Page 87 of Boarded Hearts

Me

Ask them to make sure you get back to the hotel okay. I don’t know when I’ll be back.

I repocket my phone and head back outside to join Coach.

“Any word?” Jensen comes to sit next to me; it’s been hours since we last saw the neurosurgeon and still no update.

“Nope,” I reply, disinterested in conversation but I do note the absence of Amie. We haven’t heard from her at all and have no idea where she is. In love with Zach? Give me a break.If anything happened to Felicity, I’d be glued to her bedside from the minute she arrived.

“My parents made sure Felicity got back to the hotel okay.”

I nod, bending down to face the floor, my forearms resting on my knees. “Thanks.”

“She’s worried about you, man; says she’s barely heard from you since you tore out of the stadium.”

“I’m worried about my best friend. She’ll understand I’ve got to prioritize him.”

“Yeah, that’s understandable, buddy, but at least text her back.”

“I fucking did!” I snap.I’ve barely made contact because my headspace is so fucked up right now, in this state, I’m enough to drive anyone away. I just need to be on my own.

“Barely.”

“You know what, Jensen, if you haven’t got anything useful to add then fuck off. I’m not in the mood.”

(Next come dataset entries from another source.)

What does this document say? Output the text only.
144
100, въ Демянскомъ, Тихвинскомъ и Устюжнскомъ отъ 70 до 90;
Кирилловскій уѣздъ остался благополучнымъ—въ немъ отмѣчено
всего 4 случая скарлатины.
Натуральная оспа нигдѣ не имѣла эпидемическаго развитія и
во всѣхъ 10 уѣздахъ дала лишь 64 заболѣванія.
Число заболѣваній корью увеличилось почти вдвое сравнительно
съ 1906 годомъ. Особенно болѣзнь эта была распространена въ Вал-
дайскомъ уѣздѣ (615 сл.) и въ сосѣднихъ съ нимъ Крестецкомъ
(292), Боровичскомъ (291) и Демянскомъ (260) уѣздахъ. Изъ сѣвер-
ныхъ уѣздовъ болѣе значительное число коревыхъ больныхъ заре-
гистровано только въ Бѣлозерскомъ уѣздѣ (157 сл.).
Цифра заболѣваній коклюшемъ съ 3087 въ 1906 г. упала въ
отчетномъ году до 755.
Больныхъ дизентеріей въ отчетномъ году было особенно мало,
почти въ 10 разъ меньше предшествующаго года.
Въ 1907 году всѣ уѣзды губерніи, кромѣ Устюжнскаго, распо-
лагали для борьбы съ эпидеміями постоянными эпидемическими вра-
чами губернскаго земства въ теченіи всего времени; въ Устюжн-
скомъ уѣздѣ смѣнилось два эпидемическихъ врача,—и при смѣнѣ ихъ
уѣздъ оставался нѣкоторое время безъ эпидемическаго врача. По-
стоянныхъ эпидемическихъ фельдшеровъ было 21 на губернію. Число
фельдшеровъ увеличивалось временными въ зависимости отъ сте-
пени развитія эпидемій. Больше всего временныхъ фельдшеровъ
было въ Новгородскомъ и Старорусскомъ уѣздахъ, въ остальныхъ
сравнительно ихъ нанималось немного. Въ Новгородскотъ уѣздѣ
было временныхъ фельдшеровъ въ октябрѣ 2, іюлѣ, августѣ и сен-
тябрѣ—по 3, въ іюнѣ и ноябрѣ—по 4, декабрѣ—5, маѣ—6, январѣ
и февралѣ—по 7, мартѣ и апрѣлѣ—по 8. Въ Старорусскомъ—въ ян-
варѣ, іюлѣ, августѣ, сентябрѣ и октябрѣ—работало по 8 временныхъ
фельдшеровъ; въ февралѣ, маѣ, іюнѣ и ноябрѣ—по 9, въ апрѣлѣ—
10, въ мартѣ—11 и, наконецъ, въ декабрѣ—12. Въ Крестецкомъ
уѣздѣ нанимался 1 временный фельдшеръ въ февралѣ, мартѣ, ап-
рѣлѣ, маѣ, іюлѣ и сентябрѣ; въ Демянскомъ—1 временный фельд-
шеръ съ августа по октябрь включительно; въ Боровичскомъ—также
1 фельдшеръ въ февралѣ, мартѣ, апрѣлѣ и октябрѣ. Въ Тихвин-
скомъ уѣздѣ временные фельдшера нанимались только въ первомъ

“Don’t do this, Jon.” He’s witnessed me at my worst, and I know he can sense what’s coming, the road I’m on. I can too. I know my behavior is erratic and my emotions are spiraling, but I’m powerless to stop it. With every passing minute, I feel my grip on rational thought slipping and the voice telling me I’m not enough getting louder. The temptation to give in and let it pull me under is getting stronger.

I don’t reply. I just sit back and put my hood up, blocking everyone around me out while we wait for someone, any fucking one at this stage, to tell me if my friend will walk again.

FELICITY

I lie in our hotel room, staring absentmindedly at the episode of Friends I have on the TV.

I know something is very wrong with Jon. Aside from the fact his best friend is lying in a hospital bed and we’re uncertain what spinal damage he’s sustained, the look in his eyes when he left the rink scares me, like something inside him had died. His only text reply to me tonight was cold at best and while I totally get this is hard for him, I can’t help the gnawing concern that this is all to do with a decline in Jon’s mental health. His lack of self-esteem leads to anxiety and possibly depression. I know little about his medical history other than he has been seeing his therapist, Ben, long-term but seeing him tonight tells me he’s in a dark place.

I pull up my phone again, desperate to know what’s going on, and thankfully Jensen gave me his number earlier. I get the feeling he’s not just concerned over Zach’s well-being, too.

Me

What’s happening? I’m going out of my mind here.

Three dots appear quickly, and a reply comes through.

Jensen

He hasn’t told you?

I haven’t heard a thing. He’s gone dark on me.

For fuck’s sake. It’s good news. It's a spinal concussion. Docs hope the feeling in Zach’s legs and arms will return in a few days. He has a broken tibia, two broken ribs, a broken jaw, and he needed stitches to his eyebrow, cheek, and lip due to the impact with the boards.

I don’t know what to feel. There’s relief that Zach’s spine isn’t seriously injured, but he’s looking at a long time out of the game. At least the rest of the season, even I can tell that.

Schneider has a broken jaw, broken nose, three missing teeth (courtesy of me), and a concussion.

I hope they throw the book at him.

We’ll have to wait to hear an official ruling, but he’s looking at a twenty-five-game suspension and a heavy fine. With a pre-meditated hit like that, he should never play again. He could’ve fucking killed him.